Swifties in India: Understanding Affinity, Self, and Global Media Power

Monday, 7 July 2025: 00:00
Location: SJES021 (Faculty of Legal, Economic, and Social Sciences (JES))
Oral Presentation
Yamini Krishna CHINTAMANI, FLAME University, India
Taylor Swift has never stepped in to India but the PVR Inox, a cinema chain sold 300000 tickets to her concert film of The Eras Tour in India. Cinemas around the Indian cities turned into party venues where Swifties danced, sung, and celebrated the music of Taylor for over three hours. The Eras Tour was a complete media spectacle, where the fans not just performed their fandom, but filmed themselves doing so, and created digital trends by uploading them. These videos further added to the frenzy around the tour. The fandom of Taylor Swift has inspired several businesses to produce objects, events, and environment to keep the fandom in circulation. These fan objects contribute to a large growing economy of global music in India.
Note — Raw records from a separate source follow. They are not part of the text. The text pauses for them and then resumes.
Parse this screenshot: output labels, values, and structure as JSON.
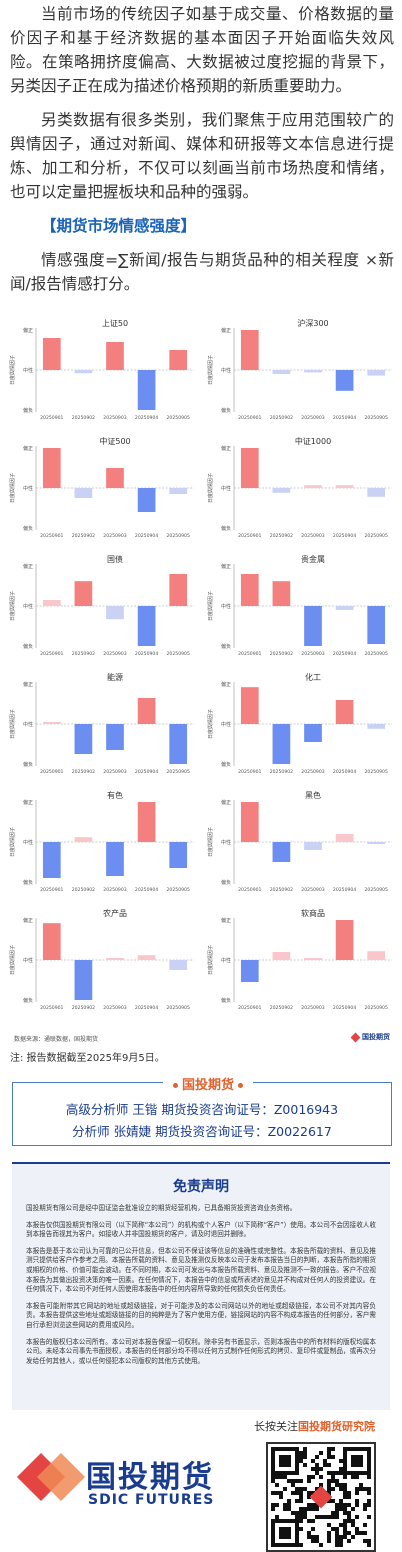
{
  "intro": {
    "para1": "当前市场的传统因子如基于成交量、价格数据的量价因子和基于经济数据的基本面因子开始面临失效风险。在策略拥挤度偏高、大数据被过度挖掘的背景下，另类因子正在成为描述价格预期的新质重要助力。",
    "para2": "另类数据有很多类别，我们聚焦于应用范围较广的舆情因子，通过对新闻、媒体和研报等文本信息进行提炼、加工和分析，不仅可以刻画当前市场热度和情绪，也可以定量把握板块和品种的强弱。",
    "section_title": "【期货市场情感强度】",
    "formula": "情感强度=∑新闻/报告与期货品种的相关程度 ×新闻/报告情感打分。"
  },
  "chart_common": {
    "ylabel": "日度舆情因子",
    "tick_top": "偏正",
    "tick_mid": "中性",
    "tick_bottom": "偏负",
    "dates": [
      "20250901",
      "20250902",
      "20250903",
      "20250904",
      "20250905"
    ],
    "colors": {
      "strong_pos": "#f47f7f",
      "weak_pos": "#f9c6cb",
      "strong_neg": "#6b8ef0",
      "weak_neg": "#c9d2f5"
    }
  },
  "chart_data": [
    {
      "type": "bar",
      "title": "上证50",
      "categories": [
        "20250901",
        "20250902",
        "20250903",
        "20250904",
        "20250905"
      ],
      "values": [
        0.8,
        -0.08,
        0.7,
        -1.0,
        0.5
      ],
      "ylim": [
        -1,
        1
      ]
    },
    {
      "type": "bar",
      "title": "沪深300",
      "categories": [
        "20250901",
        "20250902",
        "20250903",
        "20250904",
        "20250905"
      ],
      "values": [
        1.0,
        -0.1,
        -0.06,
        -0.52,
        -0.14
      ],
      "ylim": [
        -1,
        1
      ]
    },
    {
      "type": "bar",
      "title": "中证500",
      "categories": [
        "20250901",
        "20250902",
        "20250903",
        "20250904",
        "20250905"
      ],
      "values": [
        1.0,
        -0.25,
        0.5,
        -0.6,
        -0.15
      ],
      "ylim": [
        -1,
        1
      ]
    },
    {
      "type": "bar",
      "title": "中证1000",
      "categories": [
        "20250901",
        "20250902",
        "20250903",
        "20250904",
        "20250905"
      ],
      "values": [
        1.0,
        -0.12,
        0.07,
        0.07,
        -0.22
      ],
      "ylim": [
        -1,
        1
      ]
    },
    {
      "type": "bar",
      "title": "国债",
      "categories": [
        "20250901",
        "20250902",
        "20250903",
        "20250904",
        "20250905"
      ],
      "values": [
        0.15,
        0.62,
        -0.33,
        -1.0,
        0.8
      ],
      "ylim": [
        -1,
        1
      ]
    },
    {
      "type": "bar",
      "title": "贵金属",
      "categories": [
        "20250901",
        "20250902",
        "20250903",
        "20250904",
        "20250905"
      ],
      "values": [
        0.8,
        0.62,
        -1.0,
        -0.1,
        -0.95
      ],
      "ylim": [
        -1,
        1
      ]
    },
    {
      "type": "bar",
      "title": "能源",
      "categories": [
        "20250901",
        "20250902",
        "20250903",
        "20250904",
        "20250905"
      ],
      "values": [
        0.05,
        -0.75,
        -0.65,
        0.65,
        -1.0
      ],
      "ylim": [
        -1,
        1
      ]
    },
    {
      "type": "bar",
      "title": "化工",
      "categories": [
        "20250901",
        "20250902",
        "20250903",
        "20250904",
        "20250905"
      ],
      "values": [
        0.92,
        -1.0,
        -0.45,
        0.6,
        -0.12
      ],
      "ylim": [
        -1,
        1
      ]
    },
    {
      "type": "bar",
      "title": "有色",
      "categories": [
        "20250901",
        "20250902",
        "20250903",
        "20250904",
        "20250905"
      ],
      "values": [
        -0.9,
        0.12,
        -0.85,
        1.0,
        -0.65
      ],
      "ylim": [
        -1,
        1
      ]
    },
    {
      "type": "bar",
      "title": "黑色",
      "categories": [
        "20250901",
        "20250902",
        "20250903",
        "20250904",
        "20250905"
      ],
      "values": [
        1.0,
        -0.5,
        -0.2,
        0.2,
        -0.05
      ],
      "ylim": [
        -1,
        1
      ]
    },
    {
      "type": "bar",
      "title": "农产品",
      "categories": [
        "20250901",
        "20250902",
        "20250903",
        "20250904",
        "20250905"
      ],
      "values": [
        0.92,
        -1.0,
        0.05,
        0.12,
        -0.25
      ],
      "ylim": [
        -1,
        1
      ]
    },
    {
      "type": "bar",
      "title": "软商品",
      "categories": [
        "20250901",
        "20250902",
        "20250903",
        "20250904",
        "20250905"
      ],
      "values": [
        -0.55,
        0.2,
        0.05,
        1.0,
        0.22
      ],
      "ylim": [
        -1,
        1
      ]
    }
  ],
  "footer": {
    "source": "数据来源：通联数据，国投期货",
    "source_logo": "国投期货",
    "note": "注: 报告数据截至2025年9月5日。"
  },
  "analysts": {
    "header": "国投期货",
    "line1": "高级分析师  王锴  期货投资咨询证号：Z0016943",
    "line2": "分析师  张婧婕  期货投资咨询证号：Z0022617"
  },
  "disclaimer": {
    "title": "免责声明",
    "p1": "国投期货有限公司是经中国证监会批准设立的期货经营机构，已具备期货投资咨询业务资格。",
    "p2": "本报告仅供国投期货有限公司（以下简称“本公司”）的机构或个人客户（以下简称“客户”）使用。本公司不会因接收人收到本报告而视其为客户。如接收人并非国投期货的客户，请及时退回并删除。",
    "p3": "本报告是基于本公司认为可靠的已公开信息，但本公司不保证该等信息的准确性或完整性。本报告所载的资料、意见及推测只提供给客户作参考之用。本报告所载的资料、意见及推测仅反映本公司于发布本报告当日的判断，本报告所指的期货或期权的价格、价值可能会波动。在不同时期，本公司可发出与本报告所载资料、意见及推测不一致的报告。客户不应视本报告为其做出投资决策的唯一因素。在任何情况下，本报告中的信息或所表述的意见并不构成对任何人的投资建议。在任何情况下，本公司不对任何人因使用本报告中的任何内容所导致的任何损失负任何责任。",
    "p4": "本报告可能附带其它网站的地址或超级链接，对于可能涉及的本公司网站以外的地址或超级链接，本公司不对其内容负责。本报告提供这些地址或超级链接的目的纯粹是为了客户使用方便，链接网站的内容不构成本报告的任何部分，客户需自行承担浏览这些网站的费用或风险。",
    "p5": "本报告的版权归本公司所有。本公司对本报告保留一切权利。除非另有书面显示，否则本报告中的所有材料的版权均属本公司。未经本公司事先书面授权，本报告的任何部分均不得以任何方式制作任何形式的拷贝、复印件或复制品，或再次分发给任何其他人，或以任何侵犯本公司版权的其他方式使用。"
  },
  "bottom": {
    "follow_prefix": "长按关注",
    "follow_name": "国投期货研究院",
    "logo_cn": "国投期货",
    "logo_en": "SDIC FUTURES"
  }
}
Drawing from Bourdieu, the paper brings focus into understanding the fandom of Taylor Swift in India, through the close study of values presented by Taylor’s songs, the analysis of caste-class habitus of Taylor’s audience, and the political economy of fascination built around Swift. It attempts to understand how and among who does Taylor Swift resonate and how her politics translate in the Indian context. The paper uses Netnography, non-participant observation, and qualitative interviews to discuss the sociology of Swifties in India.